Smart phones are becoming a standard across creative and consumer communities and their locative properties are beginning to change the way that we navigate physical and social spaces. Platforms such as the Apple iPhone and Google Android that contain GPS (Global Positioning Systems) technology are becoming a powerful research platform for exploring rural and urban landscapes.
At present the technology tends to provide a series of primary services; satellite navigation to allow users to travel effectively from one place to the another, or ‘locative’ services that allow users to find people or places of interest close by them. However, the systems sustain a technological and temporal determinism to show users in maps of the present as though they should feel that they are navigating a simulacrum of ‘actual’ space.

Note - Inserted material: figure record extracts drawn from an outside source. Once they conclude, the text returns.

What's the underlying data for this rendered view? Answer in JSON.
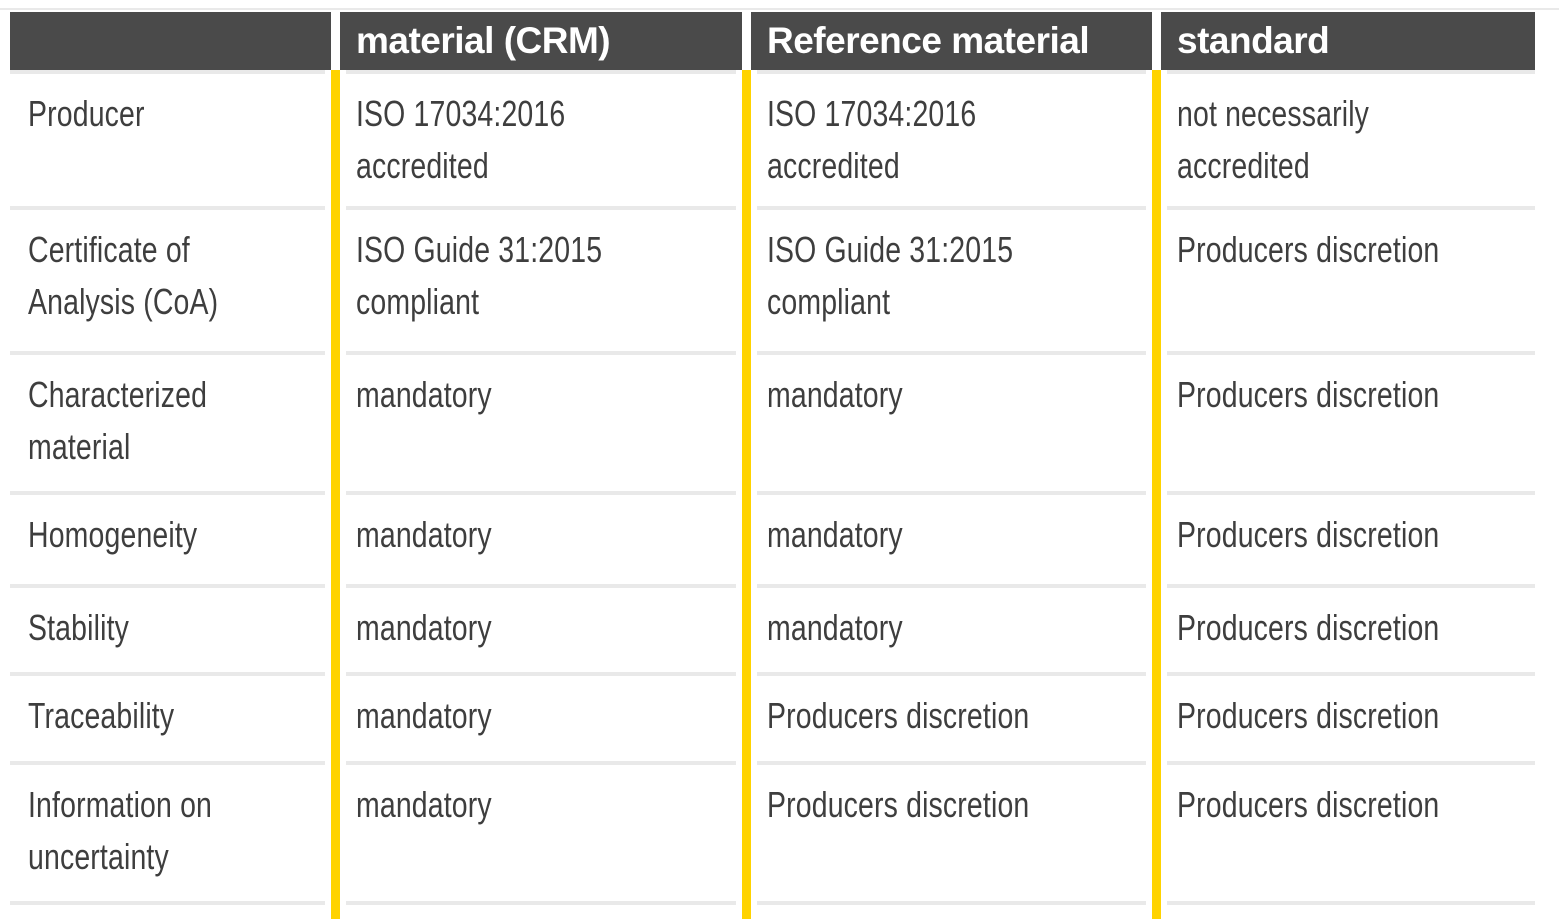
{
  "colors": {
    "accent_yellow": "#ffd300",
    "header_background": "#4a4a4a",
    "header_text": "#ffffff",
    "body_text": "#3e3e3e",
    "separator": "#e9e9e9"
  },
  "table": {
    "headers": [
      "",
      "material (CRM)",
      "Reference material",
      "standard"
    ],
    "rows": [
      {
        "cells": [
          "Producer",
          "ISO 17034:2016 accredited",
          "ISO 17034:2016 accredited",
          "not necessarily\naccredited"
        ]
      },
      {
        "cells": [
          "Certificate of\nAnalysis (CoA)",
          "ISO Guide 31:2015\ncompliant",
          "ISO Guide 31:2015\ncompliant",
          "Producers discretion"
        ]
      },
      {
        "cells": [
          "Characterized\nmaterial",
          "mandatory",
          "mandatory",
          "Producers discretion"
        ]
      },
      {
        "cells": [
          "Homogeneity",
          "mandatory",
          "mandatory",
          "Producers discretion"
        ]
      },
      {
        "cells": [
          "Stability",
          "mandatory",
          "mandatory",
          "Producers discretion"
        ]
      },
      {
        "cells": [
          "Traceability",
          "mandatory",
          "Producers discretion",
          "Producers discretion"
        ]
      },
      {
        "cells": [
          "Information on\nuncertainty",
          "mandatory",
          "Producers discretion",
          "Producers discretion"
        ]
      }
    ]
  },
  "chart_data": {
    "type": "table",
    "columns": [
      "",
      "material (CRM)",
      "Reference material",
      "standard"
    ],
    "rows": [
      [
        "Producer",
        "ISO 17034:2016 accredited",
        "ISO 17034:2016 accredited",
        "not necessarily accredited"
      ],
      [
        "Certificate of Analysis (CoA)",
        "ISO Guide 31:2015 compliant",
        "ISO Guide 31:2015 compliant",
        "Producers discretion"
      ],
      [
        "Characterized material",
        "mandatory",
        "mandatory",
        "Producers discretion"
      ],
      [
        "Homogeneity",
        "mandatory",
        "mandatory",
        "Producers discretion"
      ],
      [
        "Stability",
        "mandatory",
        "mandatory",
        "Producers discretion"
      ],
      [
        "Traceability",
        "mandatory",
        "Producers discretion",
        "Producers discretion"
      ],
      [
        "Information on uncertainty",
        "mandatory",
        "Producers discretion",
        "Producers discretion"
      ]
    ]
  }
}
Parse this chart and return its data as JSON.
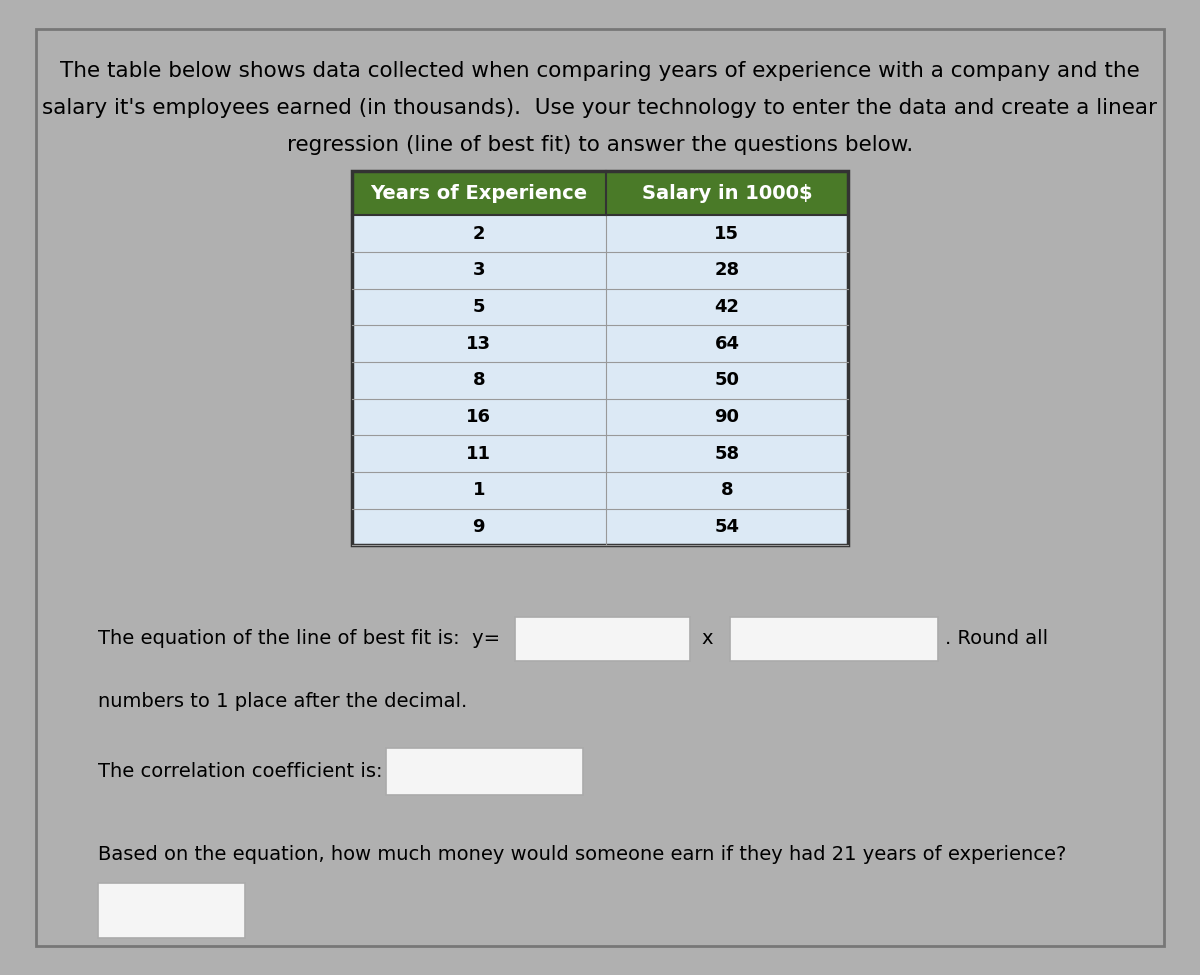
{
  "title_line1": "The table below shows data collected when comparing years of experience with a company and the",
  "title_line2": "salary it's employees earned (in thousands).  Use your technology to enter the data and create a linear",
  "title_line3": "regression (line of best fit) to answer the questions below.",
  "col1_header": "Years of Experience",
  "col2_header": "Salary in 1000$",
  "col1_data": [
    2,
    3,
    5,
    13,
    8,
    16,
    11,
    1,
    9
  ],
  "col2_data": [
    15,
    28,
    42,
    64,
    50,
    90,
    58,
    8,
    54
  ],
  "header_bg": "#4a7a28",
  "header_text_color": "#ffffff",
  "row_bg_light": "#dce9f5",
  "row_text_color": "#000000",
  "cell_border_color": "#999999",
  "page_bg": "#ffffff",
  "outer_bg": "#b0b0b0",
  "eq_label": "The equation of the line of best fit is:  y=",
  "eq_x_label": "x",
  "round_label": " Round all",
  "round_label2": "numbers to 1 place after the decimal.",
  "corr_label": "The correlation coefficient is:",
  "question_label": "Based on the equation, how much money would someone earn if they had 21 years of experience?",
  "input_box_color": "#f5f5f5",
  "input_box_border": "#aaaaaa",
  "font_size_title": 15.5,
  "font_size_table_header": 14,
  "font_size_table_data": 13,
  "font_size_body": 14
}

Walking Through Time is a JISC funded project to develop a smart phone based application that allows people to not to be located in the ‘now’, but instead in the past. Upon launching the phone application, users are able to find themselves in ‘present’ space, but by selecting from a series of historical maps they suddenly find themselves in a map of the same area but 150 years earlier (for example). The software then allows users to follow streets and walk through walls that have since been transformed through urban re-development.
The investigators are interested in the sense of identification that users have expressed as they identify themselves as the ‘blue dot’ on the screen that is able to ‘walk’ on a historical map as though it was laid beneath their feet across ‘present’ space. And the realisations that occur as they correlate representations of historical space (maps) with a cities spaces of historical representation (architectures of the past).